Oszustem okazał się 60-letni mieszkaniec Podkarpacia. Mężczyzna może mówić o sporym pechu, bo nie tylko wpadł w pułapkę, ale policjanci odnaleźli przy nim pieniądze w kwocie odpowiadającej tej z poprzedniego zgłoszenia, co pozwoliło im powiązać ze sobą obie sprawy. 60-latek usłyszał zarzut oszustwa na kwotę 20 tysięcy złotych i usiłowania oszustwa na kwotę 450 tysięcy złotych, a następnie został doprowadzony do tarnowskiej prokuratury. Ta wystąpiła z wnioskiem do sądu o zastosowanie wobec niego środka izolacyjnego. Ostatecznie mężczyzna został tymczasowo aresztowany i najbliższe 3 miesiące spędzi za kratkami.

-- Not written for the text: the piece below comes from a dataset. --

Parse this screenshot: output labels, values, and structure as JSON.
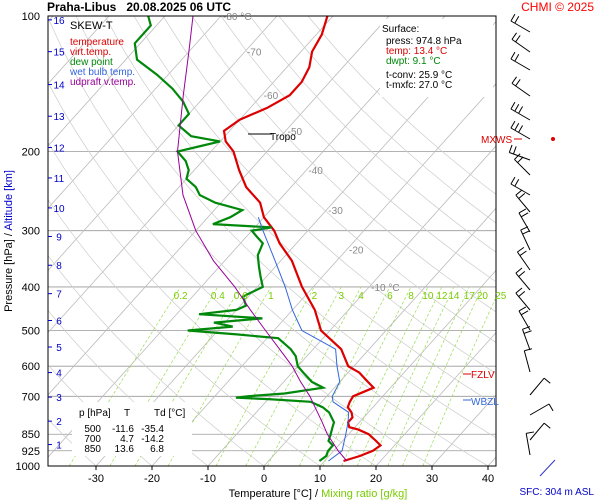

Sprawa ma charakter rozwojowy. Mieszkańcowi Podkarpacia grodzi do 8 lat pozbawienia wolności.
Jesteś świadkiem zdarzenia w waszej okolicy? A może chcesz poinformować o trudnej sytuacji w Twoim mieście? Czekamy na zdjęcia, filmy i gorące newsy! Piszcie do nas na: [email protected]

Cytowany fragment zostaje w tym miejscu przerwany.